Our full-length review of Mother! (Grade: B+) will come later; suffice it to say that it’s the most irrational piece of filmmaking that Darren Aronofsky has produced since his black-and-white debut, Pi. So instead, I’ll start with the dumbest movie I’ve seen at TIFF so far, a nasty Z-grade exploitation flick by Ryûhei Kitamura (Versus, The Midnight Meat Train) called Downrange (Grade: C), in which a bunch of teen-soap-looking nobodies squat behind a bullet-riddled Ford Expedition on some curve of California road while a faceless sniper in a ghillie suit takes shots at them from a nearby oak tree.

Downrange is trash, but in an almost elemental vein: the single, completely unscenic location; the sadistic ending; the disgustingly cheap gore, all fake eyeballs and choking noises and red goo; the predictably ineffectual cops who all look like they belong in a local mattress commercial, as the salesmen; ravens picking at eyeballs and a wolf wandering by; the non-plot that’s just pure squirming victimhood and a no-motive killer. There’s a macro lens close-up of the sniper chewing jerky that might be the funniest shot of the festival and a point-of-view shot from the perspective of a rotating tire.

Below a certain budget, all genre movies become abstract and allegorical. And anyway, I’d rather have real trash than phony costume drama like The Current War (Grade: C-). A heap of bad history, the movie rewrites the one-sided feud between the early electric power moguls Thomas Edison (Benedict Cumberbatch) and George Westinghouse (Michael Shannon) into a clumsy public-domain mockbuster of The Prestige; you can almost hear director Alfonso Gomez-Rejon (Me And Earl And The Dying Girl) trying to slap himself awake as he inserts overhead shots, canted angles, zooms, and wide-angle Tom Hooper-isms into every scene.
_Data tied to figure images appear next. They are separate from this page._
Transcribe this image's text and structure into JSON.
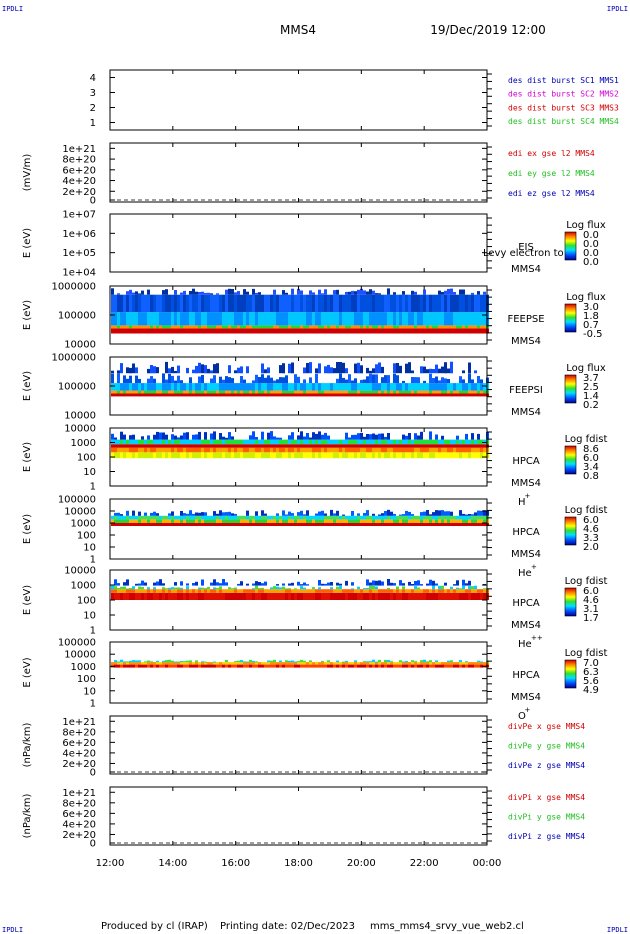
{
  "header": {
    "corner_label": "IPDLI",
    "spacecraft": "MMS4",
    "datetime": "19/Dec/2019 12:00"
  },
  "footer": {
    "produced_by": "Produced by cl (IRAP)",
    "printing_date": "Printing date: 02/Dec/2023",
    "filename": "mms_mms4_srvy_vue_web2.cl"
  },
  "colors": {
    "red": "#d40000",
    "magenta": "#d400d4",
    "green": "#22c022",
    "blue": "#0000b4"
  },
  "chart_data": {
    "x_ticks": [
      "12:00",
      "14:00",
      "16:00",
      "18:00",
      "20:00",
      "22:00",
      "00:00"
    ],
    "xlim": [
      "12:00",
      "00:00"
    ],
    "panels": [
      {
        "type": "line",
        "ylim": [
          0.5,
          4.5
        ],
        "y_ticks": [
          "1",
          "2",
          "3",
          "4"
        ],
        "ylabel": "",
        "legend": [
          {
            "text": "des dist burst SC1 MMS1",
            "color": "blue"
          },
          {
            "text": "des dist burst SC2 MMS2",
            "color": "magenta"
          },
          {
            "text": "des dist burst SC3 MMS3",
            "color": "red"
          },
          {
            "text": "des dist burst SC4 MMS4",
            "color": "green"
          }
        ]
      },
      {
        "type": "line",
        "ylim": [
          0,
          1.1e+21
        ],
        "y_ticks": [
          "0",
          "2e+20",
          "4e+20",
          "6e+20",
          "8e+20",
          "1e+21"
        ],
        "ylabel": "(mV/m)",
        "legend": [
          {
            "text": "edi ex gse l2 MMS4",
            "color": "red"
          },
          {
            "text": "edi ey gse l2 MMS4",
            "color": "green"
          },
          {
            "text": "edi ez gse l2 MMS4",
            "color": "blue"
          }
        ]
      },
      {
        "type": "heatmap",
        "y_scale": "log",
        "ylim": [
          10000.0,
          10000000.0
        ],
        "y_ticks": [
          "1e+04",
          "1e+05",
          "1e+06",
          "1e+07"
        ],
        "ylabel": "E (eV)",
        "instrument": [
          "EIS",
          "MMS4"
        ],
        "overlay_text": "Levy electron to",
        "colorbar_title": "Log flux",
        "colorbar_ticks": [
          "0.0",
          "0.0",
          "0.0",
          "0.0"
        ]
      },
      {
        "type": "heatmap",
        "y_scale": "log",
        "ylim": [
          10000.0,
          1000000.0
        ],
        "y_ticks": [
          "10000",
          "100000",
          "1000000"
        ],
        "ylabel": "E (eV)",
        "instrument": [
          "FEEPSE",
          "MMS4"
        ],
        "colorbar_title": "Log flux",
        "colorbar_ticks": [
          "3.0",
          "1.8",
          "0.7",
          "-0.5"
        ]
      },
      {
        "type": "heatmap",
        "y_scale": "log",
        "ylim": [
          10000.0,
          1000000.0
        ],
        "y_ticks": [
          "10000",
          "100000",
          "1000000"
        ],
        "ylabel": "E (eV)",
        "instrument": [
          "FEEPSI",
          "MMS4"
        ],
        "colorbar_title": "Log flux",
        "colorbar_ticks": [
          "3.7",
          "2.5",
          "1.4",
          "0.2"
        ]
      },
      {
        "type": "heatmap",
        "y_scale": "log",
        "ylim": [
          1,
          10000.0
        ],
        "y_ticks": [
          "1",
          "10",
          "100",
          "1000",
          "10000"
        ],
        "ylabel": "E (eV)",
        "instrument": [
          "HPCA",
          "MMS4"
        ],
        "species": "H",
        "species_sup": "+",
        "colorbar_title": "Log fdist",
        "colorbar_ticks": [
          "8.6",
          "6.0",
          "3.4",
          "0.8"
        ]
      },
      {
        "type": "heatmap",
        "y_scale": "log",
        "ylim": [
          1,
          100000.0
        ],
        "y_ticks": [
          "1",
          "10",
          "100",
          "1000",
          "10000",
          "100000"
        ],
        "ylabel": "E (eV)",
        "instrument": [
          "HPCA",
          "MMS4"
        ],
        "species": "He",
        "species_sup": "+",
        "colorbar_title": "Log fdist",
        "colorbar_ticks": [
          "6.0",
          "4.6",
          "3.3",
          "2.0"
        ]
      },
      {
        "type": "heatmap",
        "y_scale": "log",
        "ylim": [
          1,
          10000.0
        ],
        "y_ticks": [
          "1",
          "10",
          "100",
          "1000",
          "10000"
        ],
        "ylabel": "E (eV)",
        "instrument": [
          "HPCA",
          "MMS4"
        ],
        "species": "He",
        "species_sup": "++",
        "colorbar_title": "Log fdist",
        "colorbar_ticks": [
          "6.0",
          "4.6",
          "3.1",
          "1.7"
        ]
      },
      {
        "type": "heatmap",
        "y_scale": "log",
        "ylim": [
          1,
          100000.0
        ],
        "y_ticks": [
          "1",
          "10",
          "100",
          "1000",
          "10000",
          "100000"
        ],
        "ylabel": "E (eV)",
        "instrument": [
          "HPCA",
          "MMS4"
        ],
        "species": "O",
        "species_sup": "+",
        "colorbar_title": "Log fdist",
        "colorbar_ticks": [
          "7.0",
          "6.3",
          "5.6",
          "4.9"
        ]
      },
      {
        "type": "line",
        "ylim": [
          0,
          1.1e+21
        ],
        "y_ticks": [
          "0",
          "2e+20",
          "4e+20",
          "6e+20",
          "8e+20",
          "1e+21"
        ],
        "ylabel": "(nPa/km)",
        "legend": [
          {
            "text": "divPe x gse MMS4",
            "color": "red"
          },
          {
            "text": "divPe y gse MMS4",
            "color": "green"
          },
          {
            "text": "divPe z gse MMS4",
            "color": "blue"
          }
        ]
      },
      {
        "type": "line",
        "ylim": [
          0,
          1.1e+21
        ],
        "y_ticks": [
          "0",
          "2e+20",
          "4e+20",
          "6e+20",
          "8e+20",
          "1e+21"
        ],
        "ylabel": "(nPa/km)",
        "legend": [
          {
            "text": "divPi x gse MMS4",
            "color": "red"
          },
          {
            "text": "divPi y gse MMS4",
            "color": "green"
          },
          {
            "text": "divPi z gse MMS4",
            "color": "blue"
          }
        ]
      }
    ]
  }
}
Shannon, cast against type as the voice of unpretentious reason, gives one of those totally relatable performances for which he has a secret talent, rescuing The Current War one scene at a time from its fairy-tale genius-worship of Edison and the mystical dandy Nikola Tesla (Nicholas Hoult). But the truth is that a movie about deeply personal obsessions can’t work if it doesn’t have some of its own, and the prevailing mood of The Current War is indifference; there’s no point listing the crimes against the past committed by Michael Mitnick’s dramatically inept script, which ends with a tacked-on, emotionally manipulative paean to the wonders of cinem-ah that anyone who cares about film history will likely find insulting.

The real story is sensational stuff: orchestrated slander campaigns, New York City linemen fried gruesomely on the job, a horrifically botched execution, America’s most famous inventor publicly electrocuting dogs. Fashioning it into something this insipid is almost an accomplishment, like shooting yourself in the foot twice. And so, The Current War ends up being bested by the baseline artistry of Valerie Faris and Jonathan Dayton’s Battle Of The Sexes (Grade: B-), about the 1973 prime-time tennis match between Billie Jean King (Emma Stone) and Bobby Riggs (Steve Carell). (This is the second tennis rivalry movie at TIFF this year, after the opening night selection, Borg/McEnroe.)

An amiable, minor crowd-pleaser, Battle Of The Sexes plays out as a pair of character studies: King, the reserved but powerfully motivated champion butting up against the insidious sexism of sports and media while coming to terms with her own sexuality; Riggs, the middle-aged compulsive gambler and clown playing the part of an exaggerated chauvinist pig for attention and publicity. In terms of visual style, this is the most mature work that Faris and Dayton—who previously made Little Miss Sunshine and Ruby Sparks—have produced; the mostly effortless use of long lenses, doorways, mirrors, silhouettes, and big empty spaces makes up for some of the broader instincts of the script. (There are even more zooms here than in The Current War, but they’re actually choreographed and purposeful.) Its one real problem is that it just isn’t interested in tennis; the climax is directed no differently than the highlight reel of a TV broadcast, with the rousing score (by Moonlight’s Nicholas Britell) doing much of the heavy lifting.